This paper aimed at describing a feasible technique for digitally customising 3D-printed face masks to individual face scans, which offers some important advantages. Firstly, such methodology customisable using free software thereby lowering the barrier to individual use of the design and offering a relatively cheap solution for public health sectors. Secondly, when placed filter-side down on the print-bed, it was possible to print the mask without supporting structures as each layer would have sufficient overlap from the previous layer to support it (Fig. 4). This feature results in savings of time when printing as well as avoiding material wastage.
Therefore, the main advantages of the proposed methodology are: 1) customisation for perfect fit resulting in avoidance of air leakage and extended-use comfort, 2) local fabrication eliminating issues with supply chain disruption during crisis, 3) reusable item of equipment lowering long term costs of PPE (It is also possible to scribe text on the model, for mask user identification), and 4) documented high levels of particle filtration by using a tried and tested filter system. The main limitations include requirement for technology application (Apple Iphone and computer able to run Blender, 3D printer with sufficient features to print more advanced filaments, human resources trained to use all of these items), an extensive printing time of around 5 hours per mask, supply of 3D printing filament and P3R filters and, high initial costs per mask.
In searching for a filter material solution, it was clear that a P3 standard of filtration was desirable considering the small dimension of the coronavirus and the need to protect healthcare workers to prevent failure of healthcare systems in the face of the pandemic.2 Therefore, the front of the mask was redesigned with a thread fitting 40 mm x 1/7” (EN 148-1:1999), to which the P3R filters of several manufacturers can be fitted. The P3 standard provides a high level of protection filtering more than 99.97% of airborne particles and protects against solid and liquid aerosols. P3 filters have an Occupational Exposure Limit (OEL) rating of 50x and an Assumed Protection Factor (APF) of 20x.
A P3R filter is reusable and may be used for several shifts. Some manufacturers suggest use of a P3R filter can be extended to several months. Filters can be disinfected with alcohol in between shifts, and in the selected system, a disposable prefilter eliminates most of the particle load, sparing the main filter. These features increase the system’s economy. In addition, the manufacturer instructions for use for the SR-510 P3R filter allow an operating temperature of 55⁰C for this filter. Meanwhile, data from a study looking at inactivation of a similar virus (SARS-Cov) revealed that in the absence of protein contamination, the virus could be inactivated by a temperature of 56⁰C.7 It is not unreasonable, within the headroom allowed by manufacturers, that disinfection in a warm-air oven at 56⁰C would inactivate the viral load and preserve the filter’s properties. Thermal sensitivity testing of the current pathogen is needed, and manufacturer testing of their filters at 60⁰C or higher is also needed, to permit more certainty in reprocessing of filters for reuse.

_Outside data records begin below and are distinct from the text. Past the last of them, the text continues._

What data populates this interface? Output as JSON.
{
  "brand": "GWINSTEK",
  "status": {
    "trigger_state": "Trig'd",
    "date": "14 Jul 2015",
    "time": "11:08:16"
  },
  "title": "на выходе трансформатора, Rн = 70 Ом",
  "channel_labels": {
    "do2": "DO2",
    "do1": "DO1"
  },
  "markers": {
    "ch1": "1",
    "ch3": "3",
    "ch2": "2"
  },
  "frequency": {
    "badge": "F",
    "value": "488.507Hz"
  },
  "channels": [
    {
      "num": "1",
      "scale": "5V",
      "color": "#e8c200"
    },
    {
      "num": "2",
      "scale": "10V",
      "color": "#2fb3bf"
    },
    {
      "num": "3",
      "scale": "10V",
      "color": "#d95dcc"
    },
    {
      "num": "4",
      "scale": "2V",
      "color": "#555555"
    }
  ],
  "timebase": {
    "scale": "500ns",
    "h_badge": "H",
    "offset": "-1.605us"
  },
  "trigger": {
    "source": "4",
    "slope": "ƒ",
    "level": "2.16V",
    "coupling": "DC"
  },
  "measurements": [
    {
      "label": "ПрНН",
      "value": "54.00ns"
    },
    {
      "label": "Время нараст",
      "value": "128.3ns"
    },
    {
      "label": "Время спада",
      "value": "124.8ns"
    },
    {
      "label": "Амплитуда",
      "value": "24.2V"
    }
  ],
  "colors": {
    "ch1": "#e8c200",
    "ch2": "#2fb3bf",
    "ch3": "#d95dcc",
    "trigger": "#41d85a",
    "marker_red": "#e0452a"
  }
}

The material used herein was a thermoplastic copolyester, which is produced from 50% bio-based feedstock and is resistant to high temperatures due to long term thermo-oxidative stability as well as good UV resistance. Such material is highly elastic with a Shore D of 24 and passes ISO 10993-10 irritation/intracutaneous reactivity testing, ISO 10993-5 cytotoxicity testing and USP class VI for medical implants. Critically for this application, it has a high inter-layer adhesion due to its slower crystallization behaviour. The manufacturer suggests it for wearable items such as smartwatch bands as well as mouthguards. Our initial 3D printing tests of the mask design resulted in failed prints due to various problems, which were solved by adopting the final printing settings described above. Such settings are applicable to the specific model of 3D printer used, while others may require different settings.
Among the limitations of the present methodology are: the complex photogrammetry techniques used to capture the 3D image of the face and the use of a thin filter material in the filter holder at the front of the mask. To overcome the first limitation, various facial scanning methods were considered, including using intraoral dental scanners to scan the facial skin, using desktop model scanners to scan casts of the face and using various mobile phone methods. The choice of Bellus3D was based on the favourable ratio between the quality of the facial scan versus the technique’s simplicity and speed, accepting that it is limited to functioning only on recent Apple Iphone™ (Apple Inc, Cupertino, CA) mobile phone models. Since the method is quick, one unit of hardware can be used to scan several faces per hour, maintaining the concept of ease of accessibility for our concept. Furthermore, the technical report design of this article aimed only at showing the potential of an automated software tool tool to customise 3D-printed masks to face scans. Therefore, future prospective laboratory and clinical would be recommended to address qualitatetive and quantitative fit results, as well as the long-term stability and airborne particle protection levels. Finally, despite the automated use of the plug-in presented herein, basic CAD knowledge is still required in this method. On the other hand, software straightforward tools and plug-ins are currently being developed to simplify digital design procedures, especially considering the current focus on solutions to prevent COVID-19 transmission. Even if some level of supply of FFP3 masks is established, these need to be available in a variety of sizes and properly fit-tested for each healthcare worker.